Inequality Calculator

The Inequality Calculator solves linear inequalities of the form ax + b > c (as well as <, ≥, and ≤ variations) by isolating the variable x and determining the solution set. Linear inequalities are among the most fundamental topics in algebra, forming the basis for optimization, feasibility analysis, and constraint-based problem solving across mathematics, economics, and engineering.

Unlike equations that have discrete solutions, inequalities describe ranges of values — entire intervals on the number line. The solution to 3x − 5 > 7 is not a single number but rather the infinite set x > 4, meaning every real number greater than 4 satisfies the inequality. This shift from point solutions to interval solutions is a key conceptual leap in algebra that opens the door to linear programming and optimization.

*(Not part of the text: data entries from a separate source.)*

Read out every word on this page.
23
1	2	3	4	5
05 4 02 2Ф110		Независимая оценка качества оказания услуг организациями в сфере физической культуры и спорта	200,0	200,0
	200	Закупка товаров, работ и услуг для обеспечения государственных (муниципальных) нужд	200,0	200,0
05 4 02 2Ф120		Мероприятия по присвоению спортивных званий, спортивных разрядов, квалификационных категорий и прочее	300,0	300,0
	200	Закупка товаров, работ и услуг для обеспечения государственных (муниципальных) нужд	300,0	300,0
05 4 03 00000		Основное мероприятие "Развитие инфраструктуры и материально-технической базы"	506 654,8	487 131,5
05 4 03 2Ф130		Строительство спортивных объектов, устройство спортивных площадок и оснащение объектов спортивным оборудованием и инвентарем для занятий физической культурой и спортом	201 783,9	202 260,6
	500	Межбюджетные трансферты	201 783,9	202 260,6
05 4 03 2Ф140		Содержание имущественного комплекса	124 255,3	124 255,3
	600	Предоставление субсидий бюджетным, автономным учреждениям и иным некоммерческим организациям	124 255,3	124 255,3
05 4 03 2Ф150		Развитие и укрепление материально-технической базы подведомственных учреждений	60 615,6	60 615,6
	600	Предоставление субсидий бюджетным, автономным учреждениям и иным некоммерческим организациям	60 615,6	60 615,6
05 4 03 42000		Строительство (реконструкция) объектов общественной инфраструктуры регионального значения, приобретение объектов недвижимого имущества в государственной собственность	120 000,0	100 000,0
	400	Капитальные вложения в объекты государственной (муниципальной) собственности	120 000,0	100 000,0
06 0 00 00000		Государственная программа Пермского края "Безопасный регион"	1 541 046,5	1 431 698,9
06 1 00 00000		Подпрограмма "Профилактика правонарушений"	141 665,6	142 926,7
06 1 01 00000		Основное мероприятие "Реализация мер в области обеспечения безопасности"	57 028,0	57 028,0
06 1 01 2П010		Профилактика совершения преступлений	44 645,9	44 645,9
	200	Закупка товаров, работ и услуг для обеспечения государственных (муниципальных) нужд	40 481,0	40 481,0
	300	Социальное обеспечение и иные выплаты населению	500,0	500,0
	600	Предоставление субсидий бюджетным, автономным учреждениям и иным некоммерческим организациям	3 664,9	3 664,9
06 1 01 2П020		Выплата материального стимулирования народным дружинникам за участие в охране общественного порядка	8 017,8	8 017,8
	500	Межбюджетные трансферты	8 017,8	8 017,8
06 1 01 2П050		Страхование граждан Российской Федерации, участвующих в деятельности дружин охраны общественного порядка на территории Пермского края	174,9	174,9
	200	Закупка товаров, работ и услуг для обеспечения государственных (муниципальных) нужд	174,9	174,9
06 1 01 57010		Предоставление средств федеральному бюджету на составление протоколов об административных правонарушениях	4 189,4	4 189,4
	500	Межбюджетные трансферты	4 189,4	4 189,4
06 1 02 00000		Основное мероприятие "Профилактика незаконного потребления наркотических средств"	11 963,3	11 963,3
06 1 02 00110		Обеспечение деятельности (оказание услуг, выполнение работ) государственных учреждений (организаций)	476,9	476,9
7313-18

In economics and business, inequalities are everywhere. A company might need revenue > costs (profitability constraint), production ≤ capacity (resource constraint), or price ≥ minimum (regulatory constraint). Linear programming — the backbone of operations research — involves optimizing a linear objective function subject to a system of linear inequality constraints. Every logistics company, airline, and manufacturer uses these techniques daily.

In science and engineering, inequalities define safe operating ranges and design specifications. A bridge must support load > maximum expected traffic weight. An electrical component must operate at temperature < maximum rated temperature. A chemical reaction requires concentration ≥ minimum threshold to proceed. These real-world constraints are modeled and solved using inequalities.

The most critical rule when solving linear inequalities is the sign-reversal rule: when you multiply or divide both sides of an inequality by a negative number, the direction of the inequality reverses. This is because multiplication by a negative number reflects the number line, swapping the order of all points. For example, if −2x > 6, dividing by −2 gives x < −3 (not x > −3). This rule is the single most common source of errors in inequality problems.

This calculator handles the sign-reversal rule automatically. It computes the boundary value (c − b)/a and determines whether the solution is x > boundary (when a > 0, preserving direction) or x < boundary (when a < 0, reversing direction). The direction indicator output makes this clear: +1 means the original inequality direction is preserved, −1 means it is reversed.

Understanding inequalities is essential for standardized tests (SAT, ACT, GRE) where inequality problems test both computational skill and conceptual understanding of the sign-reversal rule. It is also foundational for calculus, where determining where a function is positive or negative, increasing or decreasing, or concave or convex all involve solving inequalities.

Whether you are solving a homework problem, checking a constraint in a design project, or preparing for an exam, this calculator provides the boundary value and direction instantly, allowing you to write the solution interval with confidence.